Sends Ctrl+C to the tmux session and transitions the session state to failed.

Dependency Chains

Tasks can declare dependencies on other tasks via depends_on. When a session's linked task completes:

  1. The StateHub checks all idle sessions for unmet dependencies
  2. If all dependencies are satisfied, the session auto-starts (idle -> running)

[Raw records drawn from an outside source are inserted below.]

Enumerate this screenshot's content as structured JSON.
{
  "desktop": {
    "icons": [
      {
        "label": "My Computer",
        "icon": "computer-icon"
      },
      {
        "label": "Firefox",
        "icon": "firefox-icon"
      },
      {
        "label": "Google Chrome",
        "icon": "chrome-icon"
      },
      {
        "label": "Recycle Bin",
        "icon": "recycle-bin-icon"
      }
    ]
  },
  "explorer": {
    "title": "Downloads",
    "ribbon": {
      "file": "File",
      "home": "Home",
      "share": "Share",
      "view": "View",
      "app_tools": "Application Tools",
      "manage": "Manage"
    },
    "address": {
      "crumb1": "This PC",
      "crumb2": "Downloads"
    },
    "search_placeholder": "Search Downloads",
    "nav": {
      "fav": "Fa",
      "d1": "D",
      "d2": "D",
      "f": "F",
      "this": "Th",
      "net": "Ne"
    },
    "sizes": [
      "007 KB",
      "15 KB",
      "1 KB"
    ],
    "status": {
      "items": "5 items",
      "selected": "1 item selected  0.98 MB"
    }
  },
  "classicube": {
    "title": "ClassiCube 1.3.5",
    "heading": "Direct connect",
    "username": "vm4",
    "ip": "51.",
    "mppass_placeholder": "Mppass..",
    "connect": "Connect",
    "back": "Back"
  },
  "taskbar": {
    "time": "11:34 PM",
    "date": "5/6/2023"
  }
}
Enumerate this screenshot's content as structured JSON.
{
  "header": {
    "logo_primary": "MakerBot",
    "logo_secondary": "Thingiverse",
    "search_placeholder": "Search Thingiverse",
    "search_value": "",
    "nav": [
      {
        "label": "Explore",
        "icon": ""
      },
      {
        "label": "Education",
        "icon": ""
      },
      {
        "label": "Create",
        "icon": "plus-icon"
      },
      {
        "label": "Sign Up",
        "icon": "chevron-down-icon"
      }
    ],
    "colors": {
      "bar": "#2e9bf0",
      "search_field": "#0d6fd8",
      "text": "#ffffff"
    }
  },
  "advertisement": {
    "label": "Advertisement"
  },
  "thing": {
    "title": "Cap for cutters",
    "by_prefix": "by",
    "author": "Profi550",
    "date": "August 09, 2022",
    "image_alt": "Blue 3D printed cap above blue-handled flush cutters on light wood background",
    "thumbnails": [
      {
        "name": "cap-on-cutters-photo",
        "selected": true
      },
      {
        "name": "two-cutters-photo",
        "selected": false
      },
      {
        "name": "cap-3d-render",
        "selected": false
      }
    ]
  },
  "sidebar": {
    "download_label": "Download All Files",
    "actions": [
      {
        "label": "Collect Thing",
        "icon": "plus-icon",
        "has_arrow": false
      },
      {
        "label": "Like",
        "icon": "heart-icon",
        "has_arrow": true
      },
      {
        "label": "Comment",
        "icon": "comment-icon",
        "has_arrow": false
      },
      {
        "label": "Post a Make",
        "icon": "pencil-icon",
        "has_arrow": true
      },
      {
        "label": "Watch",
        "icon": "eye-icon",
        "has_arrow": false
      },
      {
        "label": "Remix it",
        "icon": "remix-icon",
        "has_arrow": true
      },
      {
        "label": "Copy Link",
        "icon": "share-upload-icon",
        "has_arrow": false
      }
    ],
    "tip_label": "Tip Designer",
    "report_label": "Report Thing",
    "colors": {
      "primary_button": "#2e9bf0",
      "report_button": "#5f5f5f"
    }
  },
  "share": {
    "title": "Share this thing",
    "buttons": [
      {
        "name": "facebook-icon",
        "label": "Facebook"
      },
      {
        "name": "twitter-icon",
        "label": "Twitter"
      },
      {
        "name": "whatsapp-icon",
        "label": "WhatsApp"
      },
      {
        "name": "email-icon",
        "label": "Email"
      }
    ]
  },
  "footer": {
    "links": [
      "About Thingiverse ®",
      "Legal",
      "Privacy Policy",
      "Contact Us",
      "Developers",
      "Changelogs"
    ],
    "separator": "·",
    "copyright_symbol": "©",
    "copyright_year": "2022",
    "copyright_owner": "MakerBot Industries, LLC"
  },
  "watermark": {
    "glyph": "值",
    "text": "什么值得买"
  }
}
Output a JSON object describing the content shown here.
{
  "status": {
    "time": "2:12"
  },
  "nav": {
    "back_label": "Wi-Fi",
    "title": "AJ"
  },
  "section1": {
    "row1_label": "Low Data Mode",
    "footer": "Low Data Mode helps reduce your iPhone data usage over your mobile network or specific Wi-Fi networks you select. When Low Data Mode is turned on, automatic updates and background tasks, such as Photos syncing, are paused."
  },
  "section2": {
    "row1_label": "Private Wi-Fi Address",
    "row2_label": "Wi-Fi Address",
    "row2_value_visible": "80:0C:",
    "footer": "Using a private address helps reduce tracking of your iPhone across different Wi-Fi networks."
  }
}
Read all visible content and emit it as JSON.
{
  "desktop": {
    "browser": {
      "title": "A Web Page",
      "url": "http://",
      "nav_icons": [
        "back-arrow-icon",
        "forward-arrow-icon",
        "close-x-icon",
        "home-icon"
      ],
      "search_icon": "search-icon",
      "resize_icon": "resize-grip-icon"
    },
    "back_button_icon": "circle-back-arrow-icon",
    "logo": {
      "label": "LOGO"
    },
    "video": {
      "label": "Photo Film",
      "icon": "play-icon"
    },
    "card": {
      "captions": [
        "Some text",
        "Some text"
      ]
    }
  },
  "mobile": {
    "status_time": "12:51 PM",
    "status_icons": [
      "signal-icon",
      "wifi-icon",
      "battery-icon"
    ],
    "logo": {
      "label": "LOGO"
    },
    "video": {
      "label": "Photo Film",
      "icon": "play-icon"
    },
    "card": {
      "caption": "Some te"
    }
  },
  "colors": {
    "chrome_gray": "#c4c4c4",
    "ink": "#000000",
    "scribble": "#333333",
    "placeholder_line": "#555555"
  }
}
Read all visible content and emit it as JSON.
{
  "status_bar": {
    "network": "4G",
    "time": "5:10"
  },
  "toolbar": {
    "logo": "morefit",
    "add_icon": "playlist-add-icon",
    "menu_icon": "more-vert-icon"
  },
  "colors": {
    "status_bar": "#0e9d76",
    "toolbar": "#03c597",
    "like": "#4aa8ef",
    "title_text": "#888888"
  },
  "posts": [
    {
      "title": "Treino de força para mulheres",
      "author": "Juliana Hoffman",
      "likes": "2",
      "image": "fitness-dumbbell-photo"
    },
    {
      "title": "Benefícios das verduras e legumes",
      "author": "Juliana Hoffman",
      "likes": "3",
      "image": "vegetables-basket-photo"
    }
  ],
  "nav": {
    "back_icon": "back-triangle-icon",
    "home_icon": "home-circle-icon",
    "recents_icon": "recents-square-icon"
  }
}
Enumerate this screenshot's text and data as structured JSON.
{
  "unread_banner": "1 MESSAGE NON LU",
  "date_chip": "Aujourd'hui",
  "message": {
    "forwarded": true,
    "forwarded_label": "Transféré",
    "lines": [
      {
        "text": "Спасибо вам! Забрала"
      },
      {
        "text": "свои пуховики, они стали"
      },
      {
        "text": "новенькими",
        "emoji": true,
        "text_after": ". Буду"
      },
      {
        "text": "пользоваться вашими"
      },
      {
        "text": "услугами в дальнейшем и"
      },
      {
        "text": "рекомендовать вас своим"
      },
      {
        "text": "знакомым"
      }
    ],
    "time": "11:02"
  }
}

This allows multi-step workflows where each step triggers the next automatically.

Drag-and-Drop

Session cards support two drag mechanisms:

  • Pointer Events drag (works on mobile and desktop) -- uses pointerdown/pointermove/pointerup with a 5px threshold to distinguish taps from drags
  • HTML5 drag-and-drop fallback for desktop

Dropping a session card on a different column triggers a state transition via PATCH /api/hooks/sessions/:id.

Filters

A filter bar at the top of the board provides:

  • Type filter: Show all, or filter to epics, stories, or tasks only
  • Priority filter: Show all, or filter to P1, P2, P3, or P4

Filters are client-side and applied immediately without server requests.

Real-Time Updates

The board connects to the WebSocket State Hub at /ws/state on load. When a state change arrives:

  1. Session cards are patched individually in the DOM (no full re-render)
  2. Cards move between columns as states change
  3. Status dots and activity timestamps update in place

Multiple browsers or devices viewing the board all stay in sync without polling.